Odd, isn’t it? It is a statistical fact that drivers talking on cell phones make more driving errors than drivers talking to passengers. Among the most common cell phone errors: drivers drifting out of their lanes and missing exits. According to research by the National Safety Council, passengers tend to act as unofficial co-pilots, pointing out lapses –“Hey, look out!” or “Isn’t this our exit?” – in ways that someone on the other end of a cell phone conversation could never do. Passengers naturally interrupt the conversation (that is to say, they stop talking) when there is a traffic incident, while the person a driver is talking to by phone just keeps on talking, obviously unaware of any demanding traffic situation.
When a driver tries to give his full attention to what’s happening on the road in front of him and momentarily ignores what’s being said on the phone, that can prompt the other person to ratchet up the dialogue: “Hello? Hello?” The driver then responds by trying to talk through a traffic situation that requires his full attention.
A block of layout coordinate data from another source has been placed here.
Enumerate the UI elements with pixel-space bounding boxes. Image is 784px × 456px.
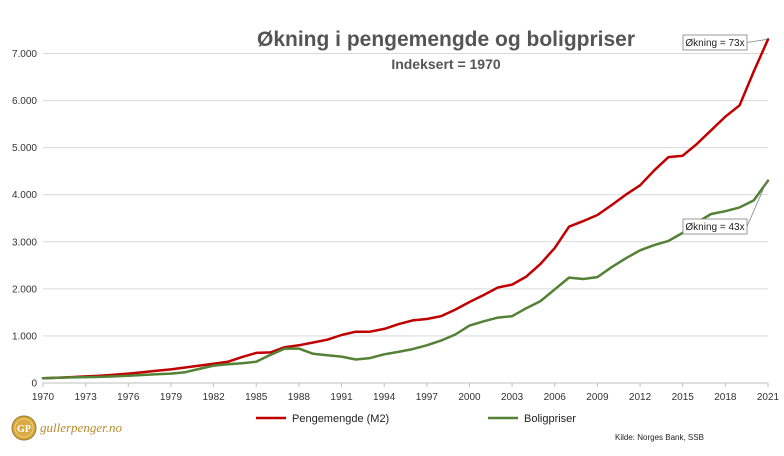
callout-text: Økning = 43x <box>685 222 744 233</box>
logo-coin-icon <box>11 415 37 441</box>
y-tick-label: 3.000 <box>12 237 37 248</box>
grid-lines <box>42 53 769 387</box>
source-note: Kilde: Norges Bank, SSB <box>615 433 704 442</box>
series-line-1 <box>41 179 770 380</box>
x-tick-label: 2000 <box>458 392 481 403</box>
x-axis-ticks: 1970 1973 1976 1979 1982 1985 1988 1991 1994 1997… <box>32 392 780 403</box>
y-tick-label: 6.000 <box>12 96 37 107</box>
series-lines <box>41 38 770 380</box>
chart-title: Økning i pengemengde og boligpriser <box>257 28 635 51</box>
x-tick-label: 2006 <box>544 392 567 403</box>
x-tick-label: 1997 <box>416 392 439 403</box>
x-tick-label: 2009 <box>586 392 609 403</box>
x-tick-label: 2015 <box>672 392 695 403</box>
callout-leader <box>746 39 768 43</box>
callout-box <box>682 34 748 51</box>
logo: GP gullerpenger.no <box>11 415 122 441</box>
y-tick-label: 4.000 <box>12 190 37 201</box>
chart-subtitle: Indeksert = 1970 <box>391 56 501 72</box>
callouts: Økning = 73x Økning = 43x <box>682 34 768 235</box>
x-tick-label: 1979 <box>160 392 183 403</box>
logo-coin-ring <box>14 418 34 438</box>
y-axis-ticks: 0 1.000 2.000 3.000 4.000 5.000 6.000 7.000 <box>12 49 37 389</box>
x-tick-label: 2012 <box>629 392 652 403</box>
x-tick-label: 1970 <box>32 392 55 403</box>
x-tick-label: 2021 <box>757 392 780 403</box>
logo-text: gullerpenger.no <box>40 420 122 435</box>
y-tick-label: 1.000 <box>12 331 37 342</box>
y-tick-label: 7.000 <box>12 49 37 60</box>
x-tick-label: 2018 <box>714 392 737 403</box>
series-line-0 <box>41 38 770 380</box>
x-tick-label: 1985 <box>245 392 268 403</box>
y-tick-label: 2.000 <box>12 284 37 295</box>
y-tick-label: 5.000 <box>12 143 37 154</box>
callout-box <box>682 218 748 235</box>
y-tick-label: 0 <box>31 379 37 390</box>
x-tick-label: 2003 <box>501 392 524 403</box>
logo-mark: GP <box>17 424 31 435</box>
legend-label-boligpriser: Boligpriser <box>524 413 576 425</box>
callout-text: Økning = 73x <box>685 38 744 49</box>
x-tick-label: 1991 <box>330 392 353 403</box>
x-tick-label: 1988 <box>288 392 311 403</box>
legend: Pengemengde (M2) Boligpriser <box>256 413 576 425</box>
callout-leader <box>746 180 768 227</box>
legend-label-m2: Pengemengde (M2) <box>292 413 389 425</box>
x-tick-label: 1994 <box>373 392 396 403</box>
x-tick-label: 1976 <box>117 392 140 403</box>
x-tick-label: 1982 <box>202 392 225 403</box>
x-tick-label: 1973 <box>75 392 98 403</box>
Accidents sometimes result.
Studies have shown that listening to music does not reduce reaction times, while the same drivers do have slower response times while talking on cell phones. In the words of the NSC study, “voice communication influenced the allocation of visual attention.” And you can bet it didn’t influence it in a good way. When you’re hurtling along at hundreds of feet per second, visual attention is not something you want to skimp on. You never know when your full attention will be required.
The study, however, does not absolve music of any and all distraction. Loud music can prevent drivers from hearing emergency sirens, and “cognitive processing” can suffer as a result, says the NSC study.
By the way, hands-free phones are no better than hand-held. The distraction is mainly in the brain, not the hands. The bottom line: any task that distracts a driver should be avoided.